Building: Muséum d'Histoire Naturelle de Genève
Room: Amphithéâtre
Date: 2018-12-05 02:50 PM – 03:10 PM
Last modified: 2018-11-30


The Mesozoic Khorat Group (NE Thailand) contains five formations (from bottom to top, the Phu Kradung, Phra Wihan, Sao Khua, Phu Phan and Khok Kruat formations; Racey 2009). It is now generally accepted that most formations of the Khorat Group are of Early Cretaceous age, while the age of its basal unit, the Phu Kradung Formation, is still uncertain. The evidence from vertebrate palaeontology, notably dinosaurs, supports a Late Jurassic age for that formation; while palynology and detrital zircon thermochronology, suggest an Early Cretaceous age. Composed of sandstones, siltstones and mudstones of mainly fluvial origin, the Phu Kradung Formation is rich in vertebrate remains, including freshwater sharks, bony fishes, temnospondyl amphibians, turtles, crocodiles, pterosaurs and various dinosaurs (sauropods, theropods, stegosaurs and ornithopods).

Turtle remains are abundant. In the lower part of the formation, two sites (Phu Noi and Ban Khok Sanam) in Kalasin Province have yielded xinjiangchelyids. Phunoichelys thirakhupti is represented by several incomplete shells and isolated shell elements. This small turtle may be related to some primitive xinjiangchelyids from the Sichuan Basin, China (Tong et al. 2015). Kalasinemys prasarttongosothi, a more advanced xinjiangchelyid consists of several shells and a well preserved skull. It has a more heavily built shell and is distinct from Phunoichelys in the smooth shell surface and other shell features. The structure of the arterial system on the skull is characteristic of xinjiangchelyids, and the skull outline is close to Annemys (Tong et al. in press). At Ban Khok Sanam, a few fragmentary shell elements with fine radiating ridges on the carapace are reminiscent of some xinjiangchelyids and macrobaenids from China, although the fragmentary nature of the material prevents a precise systematic assignment. In the upper part of the formation, remains of a basal trionychoid turtle, Basilochelys macrobios, are common (Tong et al. 2009). Several localities in Mukdahan Province (Kham Phok, Huai Sai, Dan Luang, Huai Pai, Dan Kaeng) have yielded abundant material. Basilochelys was also found recently in Kalasin Province, together with a large incomplete primitive eucryptodiran turtle shell, which has strong radiating ridges on the carapace. The small and strip-shaped epiplastra and reduced leaf-shaped entoplastron are reminiscent of Macrobaenidae.

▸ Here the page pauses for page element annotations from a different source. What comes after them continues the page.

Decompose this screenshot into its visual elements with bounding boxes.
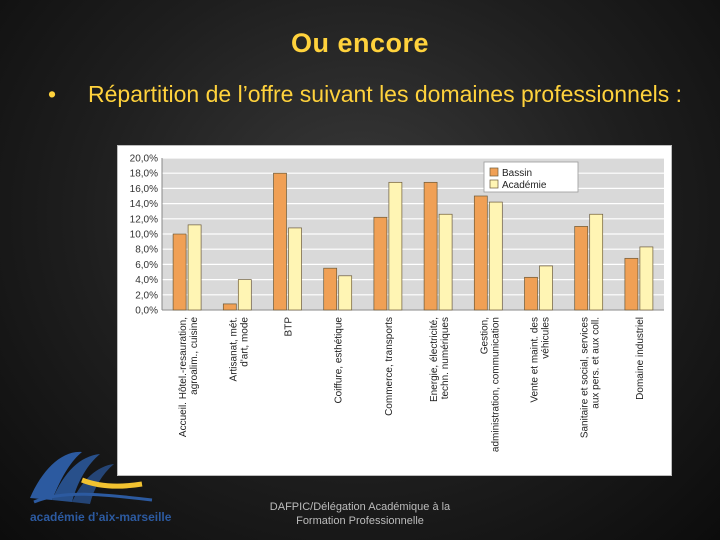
x-tick-label-line: BTP [284,317,295,337]
bar-academie [338,275,353,311]
y-tick-label: 10,0% [130,230,158,241]
bar-bassin [624,257,639,311]
x-tick-label-line: Accueil. Hôtel.-resauration, [178,317,189,437]
x-tick-label-line: techn. numériques [440,317,451,399]
logo-text: académie d’aix-marseille [30,510,172,524]
footer-line-2: Formation Professionnelle [296,515,424,527]
slide-title: Ou encore [290,28,430,58]
x-tick-label: Accueil. Hôtel.-resauration,agroalim., c… [178,317,200,438]
x-tick-label: Vente et maint. desvéhicules [530,317,552,403]
x-tick-label-line: Artisanat, mét. [228,317,239,381]
x-tick-label: Domaine industriel [635,317,646,400]
x-tick-label: Gestion,administration, communication [479,317,501,452]
y-tick-label: 18,0% [130,169,158,180]
bar-academie [589,213,604,311]
x-tick-label-line: véhicules [541,317,552,359]
bar-bassin [222,303,237,311]
y-tick-label: 8,0% [135,245,158,256]
y-tick-label: 14,0% [130,199,158,210]
footer: DAFPIC/Délégation Académique à la Format… [250,500,470,528]
chart-panel: 0,0% 2,0% 4,0% 6,0% 8,0% 10,0% 12,0% 14,0% 16,0%… [117,145,672,476]
x-tick-label-line: Coiffure, esthétique [334,317,345,404]
y-tick-label: 4,0% [135,275,158,286]
bullet-icon: • [48,81,57,107]
x-tick-label-line: Sanitaire et social, services [580,317,591,438]
bar-bassin [574,226,589,311]
bar-academie [237,279,252,311]
bar-academie [388,181,403,311]
bar-academie [187,224,202,311]
x-tick-label: Coiffure, esthétique [334,317,345,404]
bullet-text: Répartition de l’offre suivant les domai… [88,81,683,107]
bar-bassin [323,267,338,311]
y-tick-label: 2,0% [135,290,158,301]
x-tick-label-line: aux pers. et aux coll. [591,317,602,409]
bar-chart: 0,0% 2,0% 4,0% 6,0% 8,0% 10,0% 12,0% 14,0% 16,0%… [130,154,664,452]
x-tick-label-line: Gestion, [479,317,490,354]
legend-box [483,161,579,193]
y-tick-label: 20,0% [130,154,158,165]
x-tick-label-line: Commerce, transports [384,317,395,416]
y-tick-label: 0,0% [135,306,158,317]
bar-academie [288,227,302,311]
bar-academie [539,265,553,311]
bar-academie [639,246,654,311]
x-tick-label-line: agroalim., cuisine [189,317,200,395]
bar-bassin [172,233,187,311]
bar-bassin [524,276,538,311]
bar-bassin [273,172,287,311]
x-tick-label-line: d'art, mode [239,317,250,367]
bullet-point: • Répartition de l’offre suivant les dom… [48,78,688,110]
x-tick-label: BTP [284,317,295,337]
x-tick-label-line: administration, communication [490,317,501,452]
y-tick-label: 6,0% [135,260,158,271]
x-tick-label-line: Energie, électricité, [429,317,440,402]
x-tick-label: Sanitaire et social, servicesaux pers. e… [580,317,602,438]
y-tick-label: 16,0% [130,184,158,195]
x-tick-label: Energie, électricité,techn. numériques [429,317,451,402]
legend-label: Bassin [502,168,532,179]
footer-line-1: DAFPIC/Délégation Académique à la [269,501,451,513]
bar-bassin [373,216,388,311]
bar-bassin [423,181,438,311]
x-tick-label: Artisanat, mét.d'art, mode [228,317,250,382]
legend-swatch [489,179,499,189]
x-tick-label: Commerce, transports [384,317,395,416]
y-tick-label: 12,0% [130,214,158,225]
x-tick-label-line: Domaine industriel [635,317,646,400]
bar-bassin [473,195,488,311]
bar-academie [488,201,503,311]
x-tick-label-line: Vente et maint. des [530,317,541,403]
legend-swatch [489,167,499,177]
academie-logo-icon [30,451,153,504]
bar-academie [438,213,453,311]
legend-label: Académie [502,180,547,191]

The Phu Kradung Formation thus appears to have two distinct turtle faunas. That from the lower part of the formation consists of diverse xinjiangchelyids and has close affinities with those from the Late Jurassic of China and Mongolia, which seems to support a similar age for that part of the formation. The upper part of the formation has yielded mainly basal trionychoids and has no clear equivalent in mainland Asia, where the Early Cretaceous turtle faunas are dominated by sinemydids/macrobaenids, with a few more advanced trionychoids. The recent discovery of a macrobaenid in Kalasin Province seems to support an Early Cretaceous age for the upper part of the Phu Kradung Formation. It is noteworthy that turtle faunas from the upper part of the Phu Kradung Formation, as well as from the overlying Sao Khua and Khok Kruat formations are more comparable with those from the Early Cretaceous Tetori Group of Japan in the presence of various primitive trionychoids and some sinemydids/macrobaenids, on the basis of which stratigraphical correlations can be made.